Guten Morgen: Schwammige Begriffe

Ein Atheist, der aus einer christlichen Familie stammt, würde sich kaum als „Christ“ bezeichnen. Ein Ex-Muslim, der zum Christentum konvertiert ist, würde von sich nie mehr behaupten, er sei „Muslim“. Beim Judentum ist das anders. Es gibt viele Menschen aus jüdischen Familien, die sich dazu bekennen, nicht mehr an die Religion ihrer Eltern zu glauben und sich dennoch als „Juden“ bezeichnen. Sie sehen sich auch nach dem Abschied vom jüdischen Glauben als Teil des jüdischen Volkes.
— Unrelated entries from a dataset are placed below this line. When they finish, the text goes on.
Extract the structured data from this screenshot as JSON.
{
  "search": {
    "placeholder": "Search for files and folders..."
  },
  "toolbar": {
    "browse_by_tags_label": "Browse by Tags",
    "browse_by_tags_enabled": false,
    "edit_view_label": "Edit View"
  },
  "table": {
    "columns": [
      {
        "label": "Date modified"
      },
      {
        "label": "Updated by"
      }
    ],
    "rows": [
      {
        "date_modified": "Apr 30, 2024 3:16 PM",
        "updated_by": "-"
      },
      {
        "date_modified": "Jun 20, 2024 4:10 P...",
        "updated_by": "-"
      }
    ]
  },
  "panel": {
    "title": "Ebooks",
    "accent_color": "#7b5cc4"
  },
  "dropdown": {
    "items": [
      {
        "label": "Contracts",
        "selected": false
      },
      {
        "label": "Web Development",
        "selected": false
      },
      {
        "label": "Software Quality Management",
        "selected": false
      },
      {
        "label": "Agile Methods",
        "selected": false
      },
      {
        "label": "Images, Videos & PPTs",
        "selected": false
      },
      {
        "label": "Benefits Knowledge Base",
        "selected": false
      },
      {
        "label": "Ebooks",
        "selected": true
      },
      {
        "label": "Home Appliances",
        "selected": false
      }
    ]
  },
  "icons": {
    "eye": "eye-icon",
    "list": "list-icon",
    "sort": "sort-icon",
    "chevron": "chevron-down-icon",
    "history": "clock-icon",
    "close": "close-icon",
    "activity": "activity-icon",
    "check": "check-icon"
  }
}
Das macht die Bezeichnungen „Jude“ oder „jüdisch“ zu recht schwammigen Begriffen: Wann bezieht sich etwas auf den Glauben und wann auf die Herkunft? Gerade Befürworter der israelischen Politik scheinen diese Unklarheit gerne für sich auszunutzen. Sie nehmen für sich in Anspruch, für alle Juden zu sprechen. Und so ist es kaum möglich, die israelische Politik zu kritisieren, ohne sich den Vorwurf der Judenfeindlichkeit anhören zu müssen. Über Trump, Putin oder Erdogan kann mal als deutscher Autor, Journalist oder Satiriker relativ gefahrlos schimpfen, aber wenn Benjamin Netanjahu sein Fett weg bekommt – ob berechtigt oder nicht sei mal dahingestellt – wird der Kritiker schnell als Nazi abgestempelt.

In der Vergangenheit wurde unter anderem Literaturnobelpreisträger Günter Grass Opfer dieser Kampagne, jetzt hat es den Karikaturisten Dieter Hanitzsch erwischt: Die Süddeutsche Zeitung hat wegen einer seiner Karikaturen die Zusammenarbeit mit ihm beendet. Grund sei unter anderem gewesen, dass der Zeichner Netanjahu auf dem Bild klischeehaft jüdisch dargestellt habe, mit großen Ohren und großer Nase. Heißt das, dass ein Zeichner Ohren und Nase nicht mehr so überzeichnen darf, wie er es sonst tun würde, wenn er einen Juden karikiert? Kritisiert wurde auch, dass Netanjahu auf dem Bild eine Bombe in der Hand hielt, auf der ein Davidstern prangte. Das mag unklug gewesen sein: Es wirkt, als würde der Zeichner den Anspruch israelischer Politiker anerkennen, für alle Juden zu sprechen. Ein Grund für die Beendigung der Zusammenarbeit ist das aber noch lange nicht. Das einzige, was die Geschichte bringt, ist Wasser auf die Mühlen der echten Nazis.